As mentioned, this modified version of $ℬ$ may jump into a DFA for $𝒩$ when it should not. However, we can augment the external semilienar set $E$, checking that the input word is a replica, to also check that the number of + is strictly greater than the number of -. This corresponds to the counter updates between the state repetitions having a strict positive impact, and that $ℬ$ correctly jumps into $𝒩$’s simulation. To conclude, let again $F$ be the (semilinear) Parikh image of the language of $ℬ$. The vectors in $E\cap F$ correspond precisely to the replicas (with possibly explicit counter updates) that are accepted by $𝒜$, hence the language of $𝒜$ is semilinear. $◀$

$L$ is 1-OCN recognizable by guessing whether $\mathrm{\ell }>m$ or $m>n$, and checking by either increasing the counter on $a$ and decreasing on $b$, or increasing on $b$ and decreasing on $c$ (with another decrease at the end to make the inequality strict).
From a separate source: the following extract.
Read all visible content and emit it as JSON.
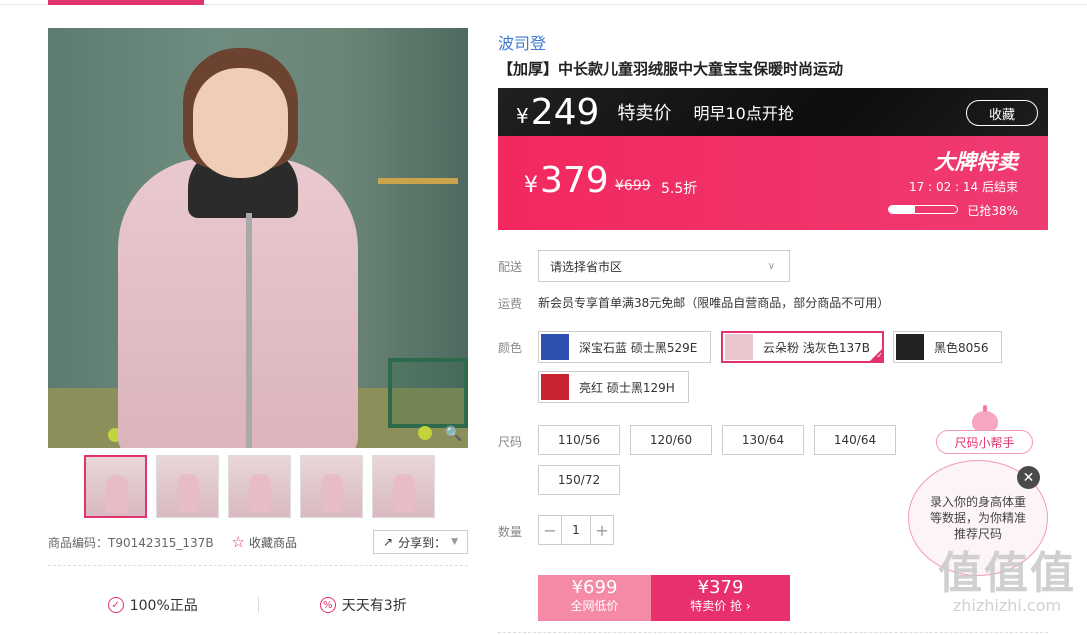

Assume by way of contradiction that $L=L({𝒟}_2)$ for a 2-DOCN ${𝒟}_2$. Let $K$ be the constant provided by Lemma 15, then $a^K{b}^K{c}^K\notin L=L({𝒟}_2)$. Then, Lemma 15 guarantees that there exists $K^{\prime }\ne K$ such that $a^K{b}^{K^{\prime }}{c}^K\notin L({𝒟}_2)$, but $a^K{b}^{K^{\prime }}{c}^K\in L$, since either $K>K^{\prime }$ or $K^{\prime }>K$, a contradiction. $◀$ We remark that we can similarly show that $L_2=\{a^n{b}^m\mid n\ne m\}$ is also not 2-DOCN recognizable (but is recognizable by a sweeping 2-OCN), giving an alternative proof to the result in [26].

The classes we consider, 1-OCN, 1-DOCN, 2-OCN, 2-DOCN, sweeping and nonsweeping, over bounded languages or not, are all provably distinct, except for the following: are all bounded 2-OCN languages expressible with a sweeping machine? We conjecture that they are, and leave this question open (this is known for 2-DOCN from [7]).

The examples of languages outside 2-DOCN readily show that the class of languages recognized by 2-DOCN is not closed under union nor complement, but is closed under intersection (also shown in [26]). For 2-OCN, the class is closed under union, but we conjecture that it is closed under neither intersection nor complement. We leave these questions open, together with the same questions for sweeping 2-OCN.

Beyond emptiness, our proofs imply that it is decidable whether the intersection of two (sweeping or bounded) 2-OCN is empty. The next natural question is then the decidability of inclusion. We conjecture that this problem is decidable for sweeping and bounded 2-OCN.